La fée de quat’sous-bois
Dans Hoa, on incarne un petit être dont l’habit rouge ne laisse apparaître qu’un visage bien rond avec, en son centre, un nez retroussé. À peine réveillée, Hoa accoste depuis sa feuille sur un rivage désert près duquel se déploie une large forêt. De là, on traverse une zone, jamais très grande, après l’autre. Chacune a son ambiance, de l’orée claire à la caverne rocailleuse, et sa faune attitrée. Toute la progression se fait d’ailleurs en interaction avec d’autres formes de vie, qu’elles soient amicales ou, rarement, hostiles, accompagnant leurs capacités spécifiques ou leur forçant gentiment la main. La carapace des scarabées sert ainsi à prendre de la hauteur, les chenilles font office de trampoline quand les coccinelles, selon leur caractère, nous élèvent quelques instants dans les airs ou se laissent marcher dessus avant de s’envoler, apeurées.
Une promenade de santé à proprement parler, qui ne tolère aucune tension ou obstacle, et où il n’est pas question de jauge de vie. Ce qui peut arriver de pire à Hoa c’est d’être poussée, le plus souvent par les robots à ressorts croisés ici et là, à peu de chose près les seules formes de vie non-organiques qui vadrouillent sur les branches et dans les recoins ombrageux. En résulte un rythme de progression très tranquille allant de pair avec un retour aux fondamentaux de la plateforme. Chaque fin de niveau (ou presque) marque l’apprentissage d’une nouvelle capacité nécessaire pour accéder à la zone suivante : l’évident double saut, la possibilité de pousser les objets… Comme si Hoa apprenait tout de la vie, on (re)fait connaissance avec ce qui fait la base du genre. Le titre semble ainsi bien calibré pour un public débutant, jeune ou moins, qui évoluera dans cet univers de mouchoir de poche sans frustration notable. Les bords de certains écrans menant à une autre pièce manquent, toutefois, ponctuellement de clarté et il faudra peut-être veiller à ce que celui ou celle derrière la manette ne passe pas à côté.
Scarabébou
De l’histoire que raconte Hoa, on n’en saura guère avant la ligne droite finale et des bribes éparses égrenées par des PNJ à la taille imposante. Le récit se découvre ainsi par le peu d’attention qu’ils ont à nous accorder et un chouïa de narration environnementale, mais l’essentiel repose en réalité moins sur la fable assez convenue racontée que sur la direction artistique à l’œuvre. Ce style dessiné aux couleurs douces n’a pas peur du détail et joue habilement, mais à petites touches, sur la vie qui peuple ses environnements, et ce sur plusieurs plans. À ce titre, l’effet de défilement du décor est à louer, comme celui qui accompagne l’avancée de la fée, petit miracle d’engrais encapuchonné. Arpenter les chemins mousseux prend encore une autre dimension quand la musique de Johannes Johansson prend son ampleur, mélodies au piano en avant toute, ajoutant à l’ambiance innocente et champêtre de nos promenades.
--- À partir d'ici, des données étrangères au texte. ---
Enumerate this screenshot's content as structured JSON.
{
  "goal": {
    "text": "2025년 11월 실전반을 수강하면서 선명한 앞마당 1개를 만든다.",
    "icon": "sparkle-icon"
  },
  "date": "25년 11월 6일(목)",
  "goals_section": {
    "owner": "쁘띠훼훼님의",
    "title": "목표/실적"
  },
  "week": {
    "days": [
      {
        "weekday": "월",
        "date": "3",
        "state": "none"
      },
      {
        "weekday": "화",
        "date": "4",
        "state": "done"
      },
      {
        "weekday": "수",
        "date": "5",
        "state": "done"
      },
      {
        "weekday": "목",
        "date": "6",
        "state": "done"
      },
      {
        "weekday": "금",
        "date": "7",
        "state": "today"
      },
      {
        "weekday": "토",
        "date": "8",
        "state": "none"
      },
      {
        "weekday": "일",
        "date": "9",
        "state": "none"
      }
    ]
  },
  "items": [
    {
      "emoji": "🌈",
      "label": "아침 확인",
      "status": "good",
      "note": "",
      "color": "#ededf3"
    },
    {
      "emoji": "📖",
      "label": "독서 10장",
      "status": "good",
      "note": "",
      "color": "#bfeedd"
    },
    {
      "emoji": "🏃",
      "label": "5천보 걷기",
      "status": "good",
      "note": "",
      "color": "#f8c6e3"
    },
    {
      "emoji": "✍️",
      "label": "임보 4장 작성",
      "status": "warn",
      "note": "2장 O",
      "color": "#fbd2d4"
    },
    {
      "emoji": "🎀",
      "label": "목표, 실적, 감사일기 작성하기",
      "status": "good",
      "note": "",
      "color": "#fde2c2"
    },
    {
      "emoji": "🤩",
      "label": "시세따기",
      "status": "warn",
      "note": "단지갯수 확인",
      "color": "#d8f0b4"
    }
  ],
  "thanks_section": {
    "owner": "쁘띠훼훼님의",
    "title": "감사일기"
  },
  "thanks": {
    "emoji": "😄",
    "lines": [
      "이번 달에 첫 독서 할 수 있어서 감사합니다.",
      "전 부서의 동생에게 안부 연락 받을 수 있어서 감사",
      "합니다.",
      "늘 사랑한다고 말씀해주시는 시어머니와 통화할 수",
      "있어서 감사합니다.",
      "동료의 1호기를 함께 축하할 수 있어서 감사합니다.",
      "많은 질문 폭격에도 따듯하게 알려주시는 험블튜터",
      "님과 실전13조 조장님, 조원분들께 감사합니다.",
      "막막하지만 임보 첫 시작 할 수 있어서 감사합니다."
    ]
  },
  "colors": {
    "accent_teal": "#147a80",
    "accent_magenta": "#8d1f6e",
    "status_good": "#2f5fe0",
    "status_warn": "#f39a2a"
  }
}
Malgré tout cela, la joliesse et le caractère abordable de Hoa se traduisent également par une certaine superficialité qui retient l’ambition du titre dans un étau étroit. Chaque zone fonctionne sur le même principe, à savoir explorer les lieux afin d’activer des glyphes et ramasser des papillons puis passer au niveau suivant. Cette boucle simple manque en soi de fantaisie mais son systématisme ressort d’autant plus qu’elle est succinctement introduite au premier niveau sans que ce léger vernis narratif ne soit appliqué dans ceux qui suivent. Pour pallier ce manque, et aider à la récolte des collectibles manqués par la même occasion, une carte est mise à disposition dès l’entrée dans un niveau. Il y aurait sûrement eu un moyen plus élégant et moins artificiel d’introduire le passage d’une zone et d’un objectif, aussi similaires soient-ils, à l’autre.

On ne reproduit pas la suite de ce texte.